La Stampa 18.10.17
Chi tocca Banca Etruria muore?
In via Nazionale la battaglia delle regole
di Stefano Lepri
Chi
tocca Banca Etruria muore? La mossa a sorpresa del Pd contro il
governatore Ignazio Visco, ispirata da Matteo Renzi, può essere letta in
due diverse maniere. Una è tutta politica: costi quello che costi, non
lasciare la polemica contro i crack bancari alle sole opposizioni, M5S
in testa. Un’altra è la vendetta per aver messo in difficoltà
l’entourage toscano del segretario Pd.
Il problema ovviamente
esiste. In un breve volgere di mesi, dalla seconda metà del 2012
all’inizio del 2013, il sistema bancario italiano di cui prima si era
vantata la solidità si è rivelato il più debole tra i grandi Paesi
dell’area euro. Può ben darsi che ci sia stato un ritardo nel rendersene
conto da parte della Banca d’Italia, allora unica responsabile della
vigilanza sulle nostre aziende di credito.
È legittimo discutere
se gli interventi sulle banche in difficoltà siano stati tempestivi.
Quello sul Monte dei Paschi che Visco fece nelle prime settimane del suo
mandato, autunno del 2011, lo fu. Per alcuni dei successivi,
soprattutto la Banca popolare di Vicenza che era guidata da un gruppo di
potere molto influente sia in Veneto sia a Roma, si possono avere
dubbi.
Ma i politici dove erano? Dalla parte opposta.
Quasi
sempre da ogni parte del Parlamento sono venute pressioni per non
drammatizzare o per evitare interventi traumatici; in un caso almeno, il
commissariamento della Cassa di Risparmio di Chieti nel settembre 2014,
anche il M5S protestò. Nel caso di Banca Etruria si era adoperata
appunto l’allora ministra Maria Elena Boschi.
L’assorbimento di
una banca in difficoltà da parte di una più grande è sempre parsa ai
politici la soluzione più opportuna per lavare i panni sporchi in casa,
non turbare gli assetti di potere ed evitare conseguenze giudiziarie.

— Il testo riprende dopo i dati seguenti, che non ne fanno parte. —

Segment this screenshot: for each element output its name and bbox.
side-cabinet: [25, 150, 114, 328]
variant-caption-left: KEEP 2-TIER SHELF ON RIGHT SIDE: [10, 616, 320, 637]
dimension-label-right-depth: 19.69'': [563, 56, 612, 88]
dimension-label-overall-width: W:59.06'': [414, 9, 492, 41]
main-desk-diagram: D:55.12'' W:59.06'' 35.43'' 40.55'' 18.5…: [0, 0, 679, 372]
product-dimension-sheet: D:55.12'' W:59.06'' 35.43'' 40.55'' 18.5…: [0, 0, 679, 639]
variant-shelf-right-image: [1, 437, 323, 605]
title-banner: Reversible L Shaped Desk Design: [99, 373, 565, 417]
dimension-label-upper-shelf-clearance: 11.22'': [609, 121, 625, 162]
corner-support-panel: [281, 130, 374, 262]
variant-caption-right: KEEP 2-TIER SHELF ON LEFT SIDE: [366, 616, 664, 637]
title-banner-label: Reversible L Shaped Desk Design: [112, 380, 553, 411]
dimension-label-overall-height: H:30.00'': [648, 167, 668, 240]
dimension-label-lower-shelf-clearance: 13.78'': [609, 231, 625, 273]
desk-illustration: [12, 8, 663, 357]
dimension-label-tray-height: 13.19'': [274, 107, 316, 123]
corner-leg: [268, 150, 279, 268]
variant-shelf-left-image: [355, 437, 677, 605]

Nel caso di Banca Etruria si parla appunto di svariati tentativi di
questo tipo; e altro forse verrà a galla, nell’inasprirsi dello scontro.
Su
questo l’amministratore delegato di Unicredit ha promesso di parlare
davanti alla Commissione parlamentare di inchiesta. In un’altra fase
girò l’ipotesi di un intervento della Popolare vicentina, finita nel
baratro essa stessa. Alcuni degli imputati hanno attribuito il
suggerimento alla Banca d’Italia, la quale tuttavia è convinta di poter
dimostrare di non esserne stata parte.
«Sbagliai a fidarmi della
Banca d’Italia» recente affermazione di Matteo Renzi, è una frase
ambigua, che si presta a diverse letture. Ne è sempre mancata una
esplicazione precisa: quando, come, su quali banche. Cosicché si è
tentati di sospettare che il rancore derivi non da ciò che la Banca
d’Italia ha mancato di fare, ma da ciò che, magari un pochino tardi, ha
fatto.
All’attacco improvviso oltre a capi d’accusa articolati
mancano anche proposte alternative. Di personaggi esterni di autorità e
competenza indiscutibili ce ne sarebbero, per dare una nuova guida alla
Banca d’Italia; ma nessuno di essi pare sia mai venuto in mente a chi
conduce l’attacco.
Oltretutto, per sostenere la linea Draghi nel
consiglio Bce contro le pressioni tedesche serve un governatore
rispettato all’estero, capace di esprimersi con proprietà sulle
intricate faccende della moneta. Un italiano non all’altezza sarebbe un
colossale autogol per l’economia del nostro Paese.